Ma Ginevra, come spesso accadeva, era innamorata di un altro ragazzo, Antonio Rondinelli e da questo era ricambiata, ma, dato che il giovane non era né nobile né ricco, la ragazza dovette accettare un matrimonio senza amore con un uomo molto più vecchio di lei.
Secondo alcuni racconti, a causa di questo amore infelice, mentre secondo altri, a causa dell’epidemia di peste che infuriava il città, Ginevra iniziò a stare male ogni giorno di più.

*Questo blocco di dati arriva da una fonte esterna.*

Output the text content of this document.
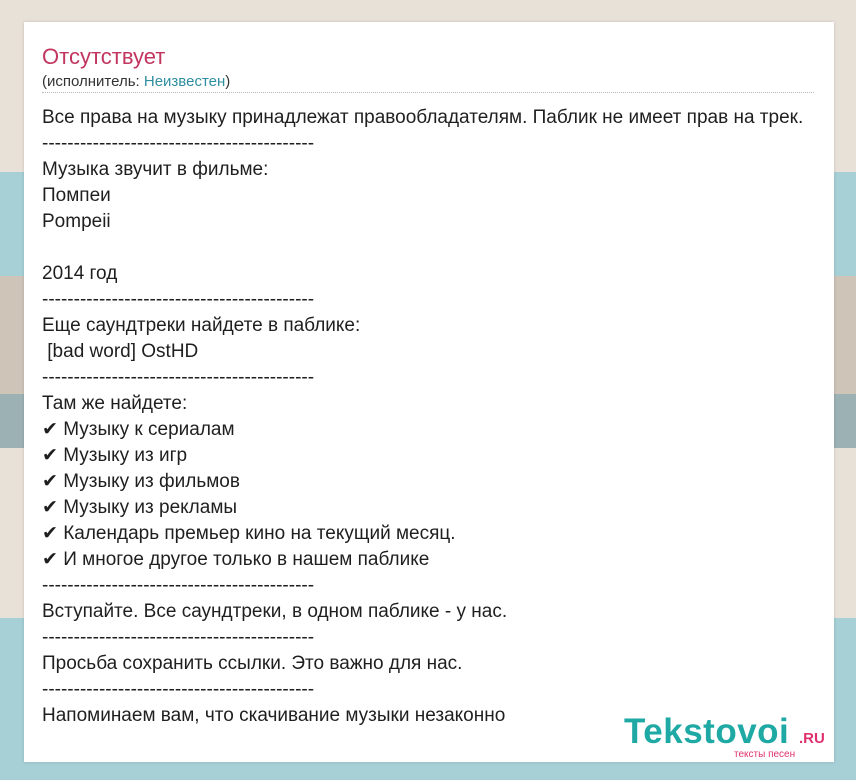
Отсутствует
(исполнитель: Неизвестен)
Все права на музыку принадлежат правообладателям. Паблик не имеет прав на трек.
-------------------------------------------
Музыка звучит в фильме:
Помпеи
Pompeii
2014 год
-------------------------------------------
Еще саундтреки найдете в паблике:
[bad word] OstHD
-------------------------------------------
Там же найдете:
✔ Музыку к сериалам
✔ Музыку из игр
✔ Музыку из фильмов
✔ Музыку из рекламы
✔ Календарь премьер кино на текущий месяц.
✔ И многое другое только в нашем паблике
-------------------------------------------
Вступайте. Все саундтреки, в одном паблике - у нас.
-------------------------------------------
Просьба сохранить ссылки. Это важно для нас.
-------------------------------------------
Напоминаем вам, что скачивание музыки незаконно	Tekstovoi .RU
тексты песен
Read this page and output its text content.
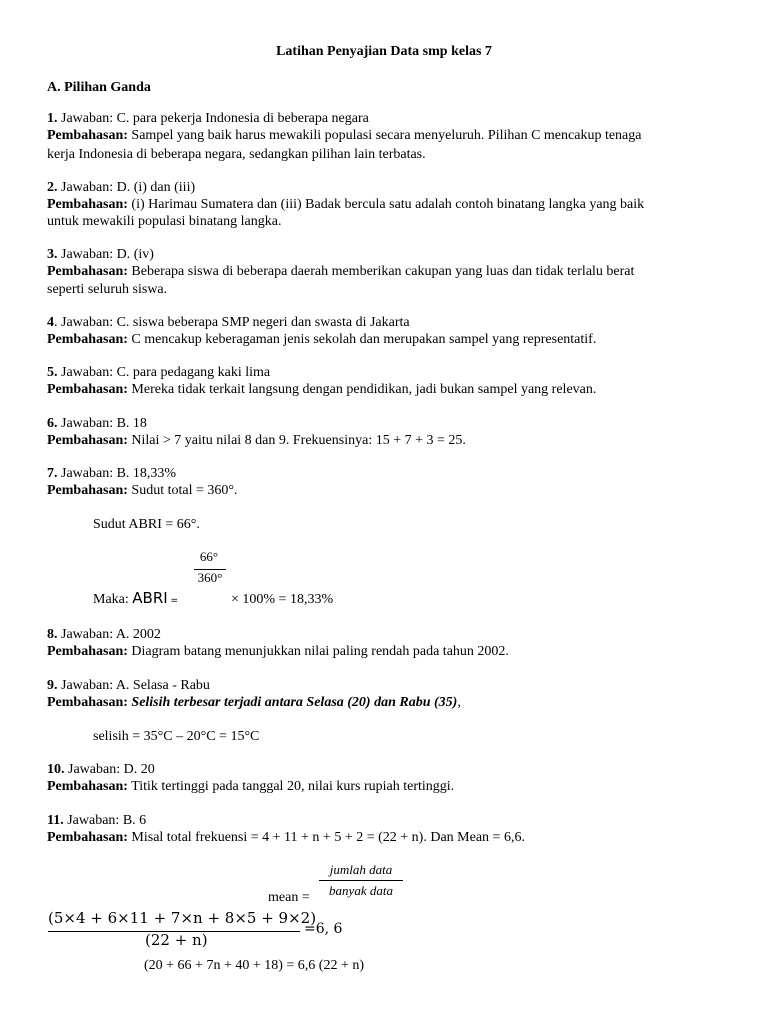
Latihan Penyajian Data smp kelas 7
A. Pilihan Ganda
1. Jawaban: C. para pekerja Indonesia di beberapa negara
Pembahasan: Sampel yang baik harus mewakili populasi secara menyeluruh. Pilihan C mencakup tenaga
kerja Indonesia di beberapa negara, sedangkan pilihan lain terbatas.
2. Jawaban: D. (i) dan (iii)
Pembahasan: (i) Harimau Sumatera dan (iii) Badak bercula satu adalah contoh binatang langka yang baik
untuk mewakili populasi binatang langka.
3. Jawaban: D. (iv)
Pembahasan: Beberapa siswa di beberapa daerah memberikan cakupan yang luas dan tidak terlalu berat
seperti seluruh siswa.
4. Jawaban: C. siswa beberapa SMP negeri dan swasta di Jakarta
Pembahasan: C mencakup keberagaman jenis sekolah dan merupakan sampel yang representatif.
5. Jawaban: C. para pedagang kaki lima
Pembahasan: Mereka tidak terkait langsung dengan pendidikan, jadi bukan sampel yang relevan.
6. Jawaban: B. 18
Pembahasan: Nilai > 7 yaitu nilai 8 dan 9. Frekuensinya: 15 + 7 + 3 = 25.
7. Jawaban: B. 18,33%
Pembahasan: Sudut total = 360°.
Sudut ABRI = 66°.
66°
360°
Maka: ABRI =	× 100% = 18,33%
8. Jawaban: A. 2002
Pembahasan: Diagram batang menunjukkan nilai paling rendah pada tahun 2002.
9. Jawaban: A. Selasa - Rabu
Pembahasan: Selisih terbesar terjadi antara Selasa (20) dan Rabu (35),
selisih = 35°C – 20°C = 15°C
10. Jawaban: D. 20
Pembahasan: Titik tertinggi pada tanggal 20, nilai kurs rupiah tertinggi.
11. Jawaban: B. 6
Pembahasan: Misal total frekuensi = 4 + 11 + n + 5 + 2 = (22 + n). Dan Mean = 6,6.
jumlah data
banyak data
mean =
(5×4 + 6×11 + 7×n + 8×5 + 9×2)
(22 + n)
=6, 6
(20 + 66 + 7n + 40 + 18) = 6,6 (22 + n)
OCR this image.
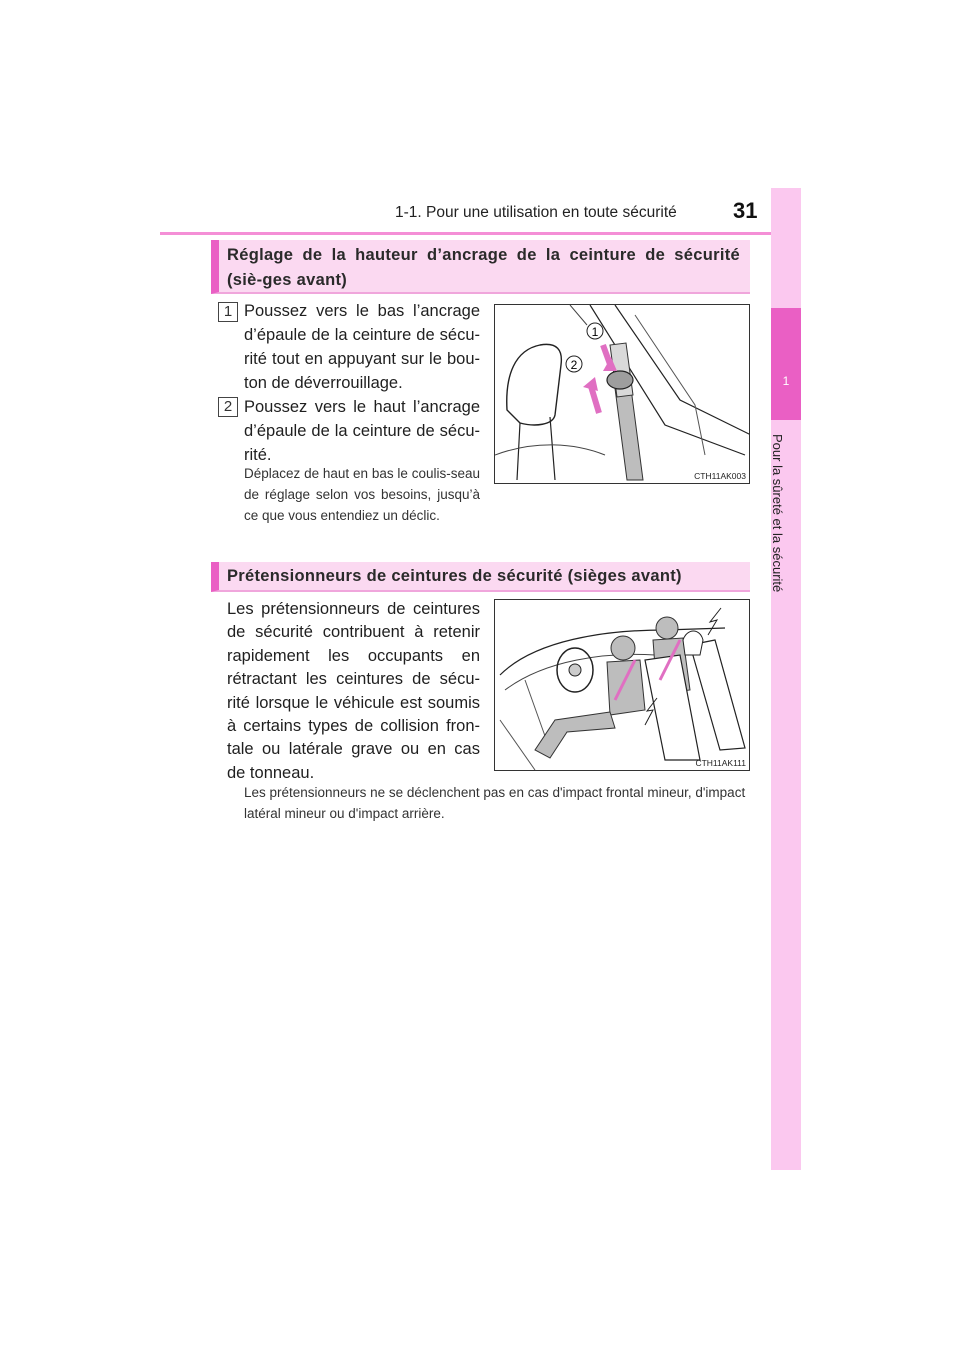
1-1. Pour une utilisation en toute sécurité	31
1
Pour la sûreté et la sécurité
Réglage de la hauteur d’ancrage de la ceinture de sécurité (siè-ges avant)
1 Poussez vers le bas l’ancrage d’épaule de la ceinture de sécu-rité tout en appuyant sur le bou-ton de déverrouillage.
2 Poussez vers le haut l’ancrage d’épaule de la ceinture de sécu-rité.
Déplacez de haut en bas le coulis-seau de réglage selon vos besoins, jusqu’à ce que vous entendiez un déclic.
1
2
CTH11AK003
Prétensionneurs de ceintures de sécurité (sièges avant)
Les prétensionneurs de ceintures de sécurité contribuent à retenir rapidement les occupants en rétractant les ceintures de sécu-rité lorsque le véhicule est soumis à certains types de collision fron-tale ou latérale grave ou en cas de tonneau.
CTH11AK111
Les prétensionneurs ne se déclenchent pas en cas d'impact frontal mineur, d'impact latéral mineur ou d'impact arrière.
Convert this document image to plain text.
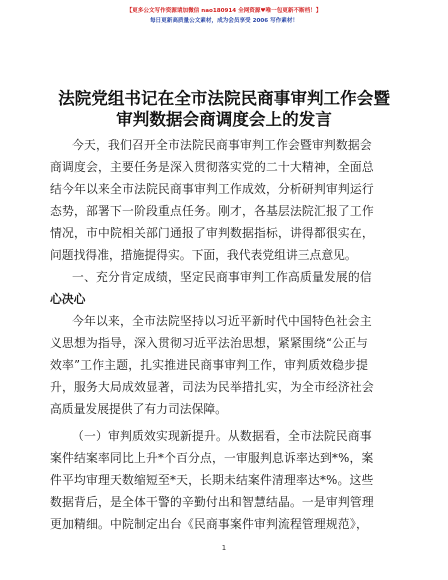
【更多公文写作资源请加微信 nao180914 全网资源♥唯一包更新不断档！】
每日更新高质量公文素材，成为会员享受 2006 写作素材！
法院党组书记在全市法院民商事审判工作会暨
审判数据会商调度会上的发言
今天，我们召开全市法院民商事审判工作会暨审判数据会
商调度会，主要任务是深入贯彻落实党的二十大精神，全面总
结今年以来全市法院民商事审判工作成效，分析研判审判运行
态势，部署下一阶段重点任务。刚才，各基层法院汇报了工作
情况，市中院相关部门通报了审判数据指标，讲得都很实在，
问题找得准，措施提得实。下面，我代表党组讲三点意见。
一、充分肯定成绩，坚定民商事审判工作高质量发展的信
心决心
今年以来，全市法院坚持以习近平新时代中国特色社会主
义思想为指导，深入贯彻习近平法治思想，紧紧围绕“公正与
效率”工作主题，扎实推进民商事审判工作，审判质效稳步提
升，服务大局成效显著，司法为民举措扎实，为全市经济社会
高质量发展提供了有力司法保障。
（一）审判质效实现新提升。从数据看，全市法院民商事
案件结案率同比上升*个百分点，一审服判息诉率达到*%，案
件平均审理天数缩短至*天，长期未结案件清理率达*%。这些
数据背后，是全体干警的辛勤付出和智慧结晶。一是审判管理
更加精细。中院制定出台《民商事案件审判流程管理规范》，
1
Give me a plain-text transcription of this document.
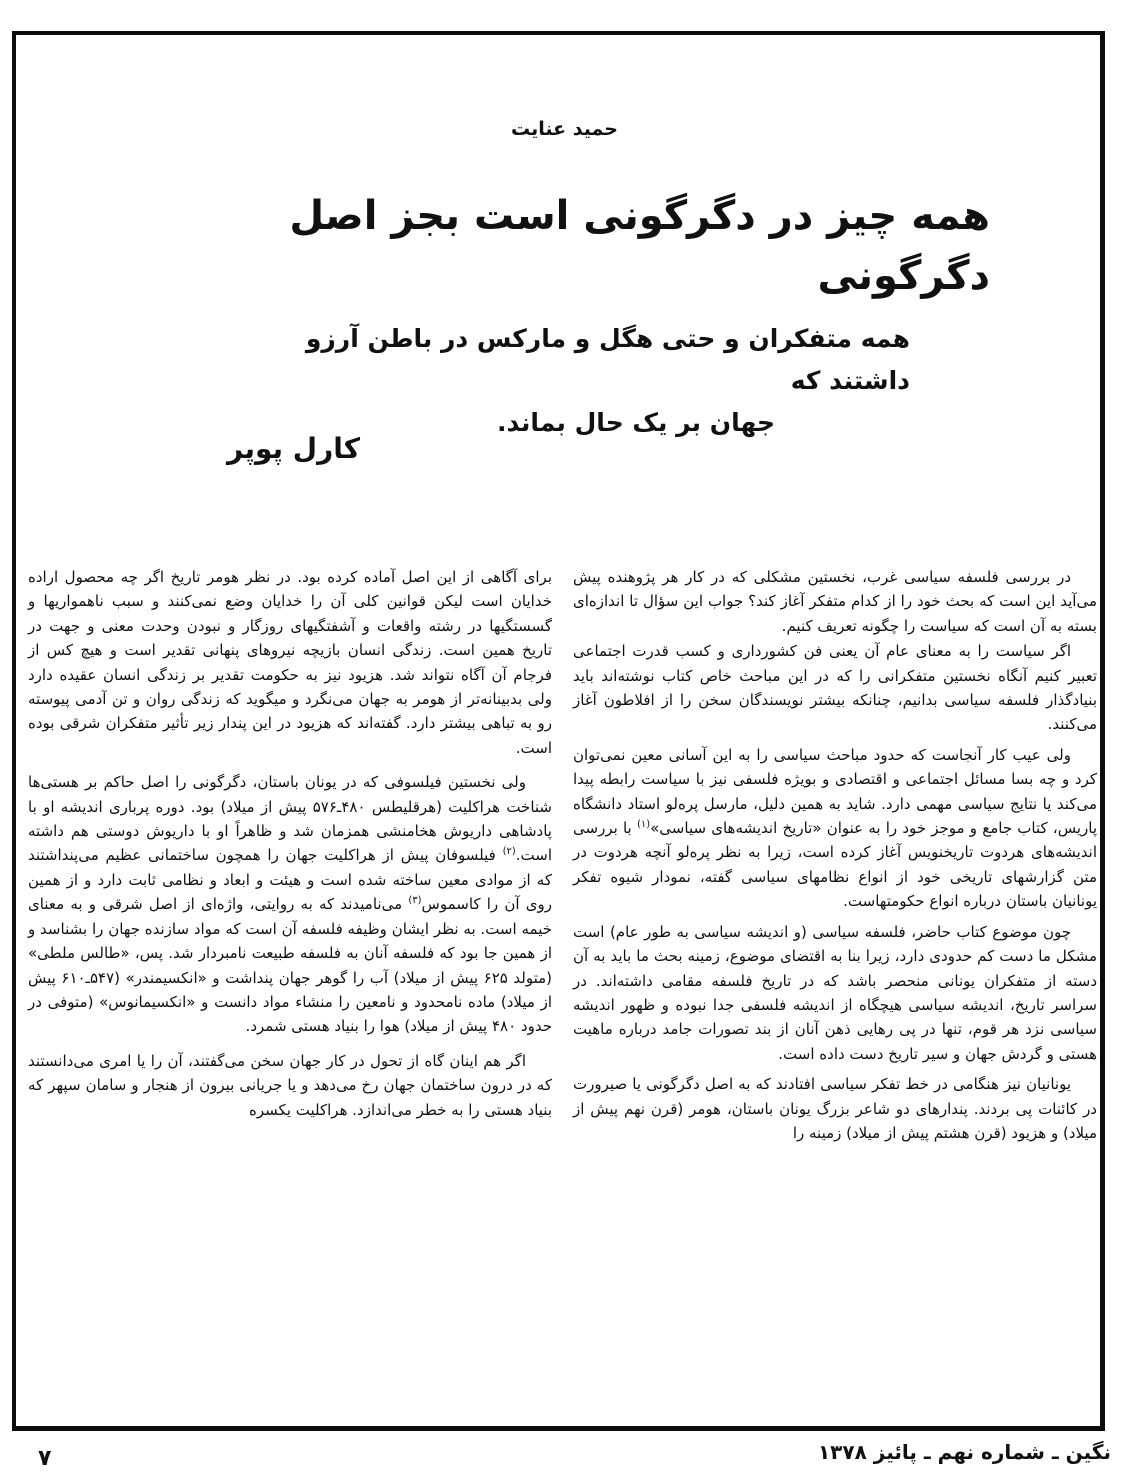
حمید عنایت
همه چیز در دگرگونی است بجز اصل دگرگونی
همه متفکران و حتی هگل و مارکس در باطن آرزو داشتند که
جهان بر یک حال بماند.
کارل پوپر

در بررسی فلسفه سیاسی غرب، نخستین مشکلی که در کار هر پژوهنده پیش می‌آید این است که بحث خود را از کدام متفکر آغاز کند؟ جواب این سؤال تا اندازه‌ای بسته به آن است که سیاست را چگونه تعریف کنیم.

اگر سیاست را به معنای عام آن یعنی فن کشورداری و کسب قدرت اجتماعی تعبیر کنیم آنگاه نخستین متفکرانی را که در این مباحث خاص کتاب نوشته‌اند باید بنیادگذار فلسفه سیاسی بدانیم، چنانکه بیشتر نویسندگان سخن را از افلاطون آغاز می‌کنند.

ولی عیب کار آنجاست که حدود مباحث سیاسی را به این آسانی معین نمی‌توان کرد و چه بسا مسائل اجتماعی و اقتصادی و بویژه فلسفی نیز با سیاست رابطه پیدا می‌کند یا نتایج سیاسی مهمی دارد. شاید به همین دلیل، مارسل پره‌لو استاد دانشگاه پاریس، کتاب جامع و موجز خود را به عنوان «تاریخ اندیشه‌های سیاسی»$^{(۱)}$ با بررسی اندیشه‌های هردوت تاریخنویس آغاز کرده است، زیرا به نظر پره‌لو آنچه هردوت در متن گزارشهای تاریخی خود از انواع نظامهای سیاسی گفته، نمودار شیوه تفکر یونانیان باستان درباره انواع حکومتهاست.

چون موضوع کتاب حاضر، فلسفه سیاسی (و اندیشه سیاسی به طور عام) است مشکل ما دست کم حدودی دارد، زیرا بنا به اقتضای موضوع، زمینه بحث ما باید به آن دسته از متفکران یونانی منحصر باشد که در تاریخ فلسفه مقامی داشته‌اند. در سراسر تاریخ، اندیشه سیاسی هیچگاه از اندیشه فلسفی جدا نبوده و ظهور اندیشه سیاسی نزد هر قوم، تنها در پی رهایی ذهن آنان از بند تصورات جامد درباره ماهیت هستی و گردش جهان و سیر تاریخ دست داده است.

یونانیان نیز هنگامی در خط تفکر سیاسی افتادند که به اصل دگرگونی یا صیرورت در کائنات پی بردند. پندارهای دو شاعر بزرگ یونان باستان، هومر (قرن نهم پیش از میلاد) و هزیود (قرن هشتم پیش از میلاد) زمینه را

برای آگاهی از این اصل آماده کرده بود. در نظر هومر تاریخ اگر چه محصول اراده خدایان است لیکن قوانین کلی آن را خدایان وضع نمی‌کنند و سبب ناهمواریها و گسستگیها در رشته واقعات و آشفتگیهای روزگار و نبودن وحدت معنی و جهت در تاریخ همین است. زندگی انسان بازیچه نیروهای پنهانی تقدیر است و هیچ کس از فرجام آن آگاه نتواند شد. هزیود نیز به حکومت تقدیر بر زندگی انسان عقیده دارد ولی بدبینانه‌تر از هومر به جهان می‌نگرد و میگوید که زندگی روان و تن آدمی پیوسته رو به تباهی بیشتر دارد. گفته‌اند که هزیود در این پندار زیر تأثیر متفکران شرقی بوده است.

ولی نخستین فیلسوفی که در یونان باستان، دگرگونی را اصل حاکم بر هستی‌ها شناخت هراکلیت (هرقلیطس ۴۸۰ـ۵۷۶ پیش از میلاد) بود. دوره پرباری اندیشه او با پادشاهی داریوش هخامنشی همزمان شد و ظاهراً او با داریوش دوستی هم داشته است.$^{(۲)}$ فیلسوفان پیش از هراکلیت جهان را همچون ساختمانی عظیم می‌پنداشتند که از موادی معین ساخته شده است و هیئت و ابعاد و نظامی ثابت دارد و از همین روی آن را کاسموس$^{(۳)}$ می‌نامیدند که به روایتی، واژه‌ای از اصل شرقی و به معنای خیمه است. به نظر ایشان وظیفه فلسفه آن است که مواد سازنده جهان را بشناسد و از همین جا بود که فلسفه آنان به فلسفه طبیعت نامبردار شد. پس، «طالس ملطی» (متولد ۶۲۵ پیش از میلاد) آب را گوهر جهان پنداشت و «انکسیمندر» (۵۴۷ـ۶۱۰ پیش از میلاد) ماده نامحدود و نامعین را منشاء مواد دانست و «انکسیمانوس» (متوفی در حدود ۴۸۰ پیش از میلاد) هوا را بنیاد هستی شمرد.

اگر هم اینان گاه از تحول در کار جهان سخن می‌گفتند، آن را یا امری می‌دانستند که در درون ساختمان جهان رخ می‌دهد و یا جریانی بیرون از هنجار و سامان سپهر که بنیاد هستی را به خطر می‌اندازد. هراکلیت یکسره

۷	نگین ـ شماره نهم ـ پائیز ۱۳۷۸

Fino a che non accadde l’irreparabile.
Un mattina la giovane fu trovata nel suo letto morta e, probabilmente per il timore del contagio, dopo essere stata frettolosamente vestita di bianco, fu sistemata, in attesa della tumulazione, in una cappella presso la chiesa di Santa Reparata, l'antica cattedrale di Firenze.
Una triste fine per un amore contrastato, una versione di Romeo e Giulietta in riva all’Arno, ma questa è una strana storia ed il finale non è così scontato, il meglio deve ancora venire.
Durante la notte Ginevra si risvegliò e, trovata la forza di spostare la lapide, riuscì a fatica a raggiungere la casa dove abitava con il marito, quest’ultimo, credendo di essere perseguitato dallo spettro della moglie, la scacciò terrorizzato e lo stesso trattamento le riservarono i genitori che l’avevano sepolta poche ore prima.
Allora Ginevra decise di andare da colui che amava e dal quale era stata separata e Antonio, a differenza dei familiari, la accolse a braccia aperte e senza timore di un eventuale contagio e fece in modo che si riprendesse del tutto.
La storia ha un lieto fine, perché le autorità ecclesiastiche stabilirono che la morte di Ginevra era stata un miracolo e che il rifiuto del marito, oltre a quello della famiglia, aveva ormai interrotto il loro vincolo e dichiararono sciolto il precedente matrimonio, per cui Ginevra e Antonio poterono coronare il loro sogno d’amore.
Il cantore che narrò per primo la storia di Ginevra è stato individuato in un certo Agostino Velletti, un menestrello fiorentino vissuto in città nella seconda metà del Quattrocento e la sua vicenda è considerata dai più realmente accaduta, sia perché si riteneva di aver rintracciato le vie percorse a Firenze dalla giovane, ma anche il già citato segno G.A. sul vecchio campanile di Santa Reparata, ma anche la procedura di seppellire velocemente i morti per contagio era una pratica diffusa durante la pestilenza, molti infatti sono i casi nelle cronache di miracolose resurrezioni.
Per altri invece frutto della fantasia, perché per esempio tra il 1396 ed il 1400 non è conservata alcuna traccia o testimonianza di matrimoni, ma in fondo che sia reale o meno, rimane una bella storia dove la protagonista è una delle poche persone a cui la morte ha cambiato la vita in meglio.